Другие реликвии хранятся в старом комоде. Там в бархатном мешочке, на дне среднего ящика, лежат милые книжки – подарки родителей в дни именин…
В доме не всегда было благополучно, не всегда было Свиридову в нем хорошо. В суровые годы революции угля и дров не хватало, и печей не топили, их заменял чугунный казанок. Подвешенные трубы дымили, от копоти и сырости штукатурка на стенах мрачнела, и сети черной паутины гнездились по углам.
Дом со временем отделали, и жильцов «уплотнили», вселили к ним чужих людей. То было горькое время для Свиридова. Он только что вернулся из Одессы, переставил шкафы, расставил книги, и вдруг – нежданная беда: у него десять метров площади сверх нормы. Два года бок-о-бок жили две семьи, и не было у них мира, как не бывает его в гнезде между обитателями и незваными пришельцами.

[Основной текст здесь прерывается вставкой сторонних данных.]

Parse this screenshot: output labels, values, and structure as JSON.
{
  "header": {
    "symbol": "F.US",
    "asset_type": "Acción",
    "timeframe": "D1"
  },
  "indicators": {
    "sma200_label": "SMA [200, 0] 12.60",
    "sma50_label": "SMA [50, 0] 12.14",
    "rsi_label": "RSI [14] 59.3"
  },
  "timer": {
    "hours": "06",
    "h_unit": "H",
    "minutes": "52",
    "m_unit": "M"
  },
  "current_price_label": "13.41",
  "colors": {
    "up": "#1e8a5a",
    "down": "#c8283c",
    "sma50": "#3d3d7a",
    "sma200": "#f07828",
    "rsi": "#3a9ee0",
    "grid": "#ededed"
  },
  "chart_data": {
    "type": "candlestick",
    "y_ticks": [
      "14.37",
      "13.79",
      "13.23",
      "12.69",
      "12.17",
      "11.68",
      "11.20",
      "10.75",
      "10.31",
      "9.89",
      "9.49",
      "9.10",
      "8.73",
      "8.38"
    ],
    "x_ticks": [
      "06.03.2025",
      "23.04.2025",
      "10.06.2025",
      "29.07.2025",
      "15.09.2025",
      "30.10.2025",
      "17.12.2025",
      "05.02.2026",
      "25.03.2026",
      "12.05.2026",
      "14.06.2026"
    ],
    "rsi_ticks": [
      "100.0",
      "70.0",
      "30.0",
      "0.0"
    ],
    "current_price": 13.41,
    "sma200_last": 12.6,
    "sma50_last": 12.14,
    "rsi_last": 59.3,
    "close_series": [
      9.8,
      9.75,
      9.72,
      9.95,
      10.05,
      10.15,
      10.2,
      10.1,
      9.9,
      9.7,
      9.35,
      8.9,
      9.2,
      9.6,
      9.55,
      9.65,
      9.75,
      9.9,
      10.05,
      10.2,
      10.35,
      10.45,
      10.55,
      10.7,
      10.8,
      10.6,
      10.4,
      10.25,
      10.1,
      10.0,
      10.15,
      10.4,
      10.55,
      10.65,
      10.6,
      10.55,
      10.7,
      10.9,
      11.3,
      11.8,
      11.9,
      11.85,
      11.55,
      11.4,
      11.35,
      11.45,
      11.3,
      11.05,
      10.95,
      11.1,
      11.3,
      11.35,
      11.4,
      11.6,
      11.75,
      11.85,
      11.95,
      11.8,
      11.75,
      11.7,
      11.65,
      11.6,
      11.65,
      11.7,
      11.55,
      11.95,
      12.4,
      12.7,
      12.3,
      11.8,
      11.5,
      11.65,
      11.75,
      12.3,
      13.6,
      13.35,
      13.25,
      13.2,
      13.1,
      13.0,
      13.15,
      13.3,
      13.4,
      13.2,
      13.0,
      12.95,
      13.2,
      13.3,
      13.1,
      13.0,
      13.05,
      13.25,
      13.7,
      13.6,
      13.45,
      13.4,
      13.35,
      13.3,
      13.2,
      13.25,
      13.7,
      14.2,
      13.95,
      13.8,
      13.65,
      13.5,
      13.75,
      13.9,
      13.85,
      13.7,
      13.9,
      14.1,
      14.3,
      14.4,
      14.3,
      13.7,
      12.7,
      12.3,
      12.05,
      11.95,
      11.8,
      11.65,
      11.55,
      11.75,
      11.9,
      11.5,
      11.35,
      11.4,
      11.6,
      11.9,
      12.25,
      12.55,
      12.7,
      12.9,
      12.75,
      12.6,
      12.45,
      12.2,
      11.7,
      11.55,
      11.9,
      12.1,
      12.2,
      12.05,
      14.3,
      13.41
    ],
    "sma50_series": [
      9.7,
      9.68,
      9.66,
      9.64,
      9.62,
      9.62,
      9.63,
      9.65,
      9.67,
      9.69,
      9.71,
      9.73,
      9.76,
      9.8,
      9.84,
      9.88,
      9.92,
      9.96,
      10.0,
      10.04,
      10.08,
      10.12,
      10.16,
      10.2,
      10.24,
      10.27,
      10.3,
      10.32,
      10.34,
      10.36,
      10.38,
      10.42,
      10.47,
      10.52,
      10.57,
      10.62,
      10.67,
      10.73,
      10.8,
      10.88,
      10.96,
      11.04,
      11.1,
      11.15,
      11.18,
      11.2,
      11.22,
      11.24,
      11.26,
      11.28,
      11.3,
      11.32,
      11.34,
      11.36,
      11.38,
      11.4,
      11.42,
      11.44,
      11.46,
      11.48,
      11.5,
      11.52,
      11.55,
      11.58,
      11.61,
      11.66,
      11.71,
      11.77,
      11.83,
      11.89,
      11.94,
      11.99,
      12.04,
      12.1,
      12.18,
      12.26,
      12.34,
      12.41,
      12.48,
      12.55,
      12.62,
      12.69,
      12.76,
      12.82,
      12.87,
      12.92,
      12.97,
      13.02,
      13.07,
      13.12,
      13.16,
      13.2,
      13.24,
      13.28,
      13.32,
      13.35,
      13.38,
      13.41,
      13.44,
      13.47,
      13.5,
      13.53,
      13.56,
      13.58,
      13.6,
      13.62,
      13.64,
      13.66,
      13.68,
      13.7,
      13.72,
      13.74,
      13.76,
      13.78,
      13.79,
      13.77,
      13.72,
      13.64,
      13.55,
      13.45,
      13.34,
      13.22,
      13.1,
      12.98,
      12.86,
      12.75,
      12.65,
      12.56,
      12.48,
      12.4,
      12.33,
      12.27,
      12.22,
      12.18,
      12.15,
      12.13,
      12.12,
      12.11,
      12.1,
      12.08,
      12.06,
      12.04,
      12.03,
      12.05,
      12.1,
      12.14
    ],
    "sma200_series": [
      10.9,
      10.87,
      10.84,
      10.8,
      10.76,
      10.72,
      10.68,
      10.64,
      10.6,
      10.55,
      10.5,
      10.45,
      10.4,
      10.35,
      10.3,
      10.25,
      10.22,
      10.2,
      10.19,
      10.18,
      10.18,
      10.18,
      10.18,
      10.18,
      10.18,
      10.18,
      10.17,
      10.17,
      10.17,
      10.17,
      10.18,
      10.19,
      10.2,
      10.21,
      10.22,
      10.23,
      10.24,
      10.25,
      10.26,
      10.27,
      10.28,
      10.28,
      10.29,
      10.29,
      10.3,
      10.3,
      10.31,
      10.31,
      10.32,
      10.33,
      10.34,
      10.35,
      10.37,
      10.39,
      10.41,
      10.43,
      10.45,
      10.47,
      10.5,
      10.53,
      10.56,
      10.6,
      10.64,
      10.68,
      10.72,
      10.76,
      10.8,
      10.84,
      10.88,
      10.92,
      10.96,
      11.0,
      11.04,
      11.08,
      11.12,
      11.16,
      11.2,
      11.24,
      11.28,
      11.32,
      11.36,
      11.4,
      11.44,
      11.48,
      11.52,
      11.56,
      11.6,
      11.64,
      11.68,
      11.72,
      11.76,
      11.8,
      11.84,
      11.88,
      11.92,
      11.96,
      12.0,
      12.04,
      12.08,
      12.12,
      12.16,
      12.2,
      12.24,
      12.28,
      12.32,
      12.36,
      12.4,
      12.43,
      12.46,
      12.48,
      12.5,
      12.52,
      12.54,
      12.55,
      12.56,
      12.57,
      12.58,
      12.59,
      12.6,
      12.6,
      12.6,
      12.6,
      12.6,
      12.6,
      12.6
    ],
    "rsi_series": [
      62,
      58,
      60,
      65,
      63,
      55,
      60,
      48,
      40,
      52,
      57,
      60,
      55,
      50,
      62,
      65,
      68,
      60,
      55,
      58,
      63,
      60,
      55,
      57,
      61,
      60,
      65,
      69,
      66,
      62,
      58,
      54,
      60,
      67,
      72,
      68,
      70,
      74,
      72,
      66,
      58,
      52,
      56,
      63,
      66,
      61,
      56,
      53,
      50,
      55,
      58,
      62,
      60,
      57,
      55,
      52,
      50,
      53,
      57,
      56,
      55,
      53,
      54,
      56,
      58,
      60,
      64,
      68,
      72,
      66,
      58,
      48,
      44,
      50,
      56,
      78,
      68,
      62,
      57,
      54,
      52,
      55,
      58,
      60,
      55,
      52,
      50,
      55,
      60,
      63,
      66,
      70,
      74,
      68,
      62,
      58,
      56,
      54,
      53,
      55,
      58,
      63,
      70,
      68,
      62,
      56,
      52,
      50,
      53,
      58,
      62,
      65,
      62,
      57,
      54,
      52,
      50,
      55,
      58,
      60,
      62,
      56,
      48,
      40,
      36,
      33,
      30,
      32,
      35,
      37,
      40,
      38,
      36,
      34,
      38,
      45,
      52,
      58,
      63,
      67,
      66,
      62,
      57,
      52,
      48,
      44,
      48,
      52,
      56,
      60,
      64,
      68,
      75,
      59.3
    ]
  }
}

Шли годы. Тесное жилье с крошечными окошечками, куда скупо проникает свет, стало храмом – хранилищем реликвий. Только старость так умеет цепляться за прошлое, чтить то, что давно ушло.
Как совместить готовность рушить все, что стесняет науку на земле, и священный трепет перед устоявшимся укладом в стенах собственного жилища? Что привлекало ученого в этой темной оболочке, или только в ней он мог мыслить и творить?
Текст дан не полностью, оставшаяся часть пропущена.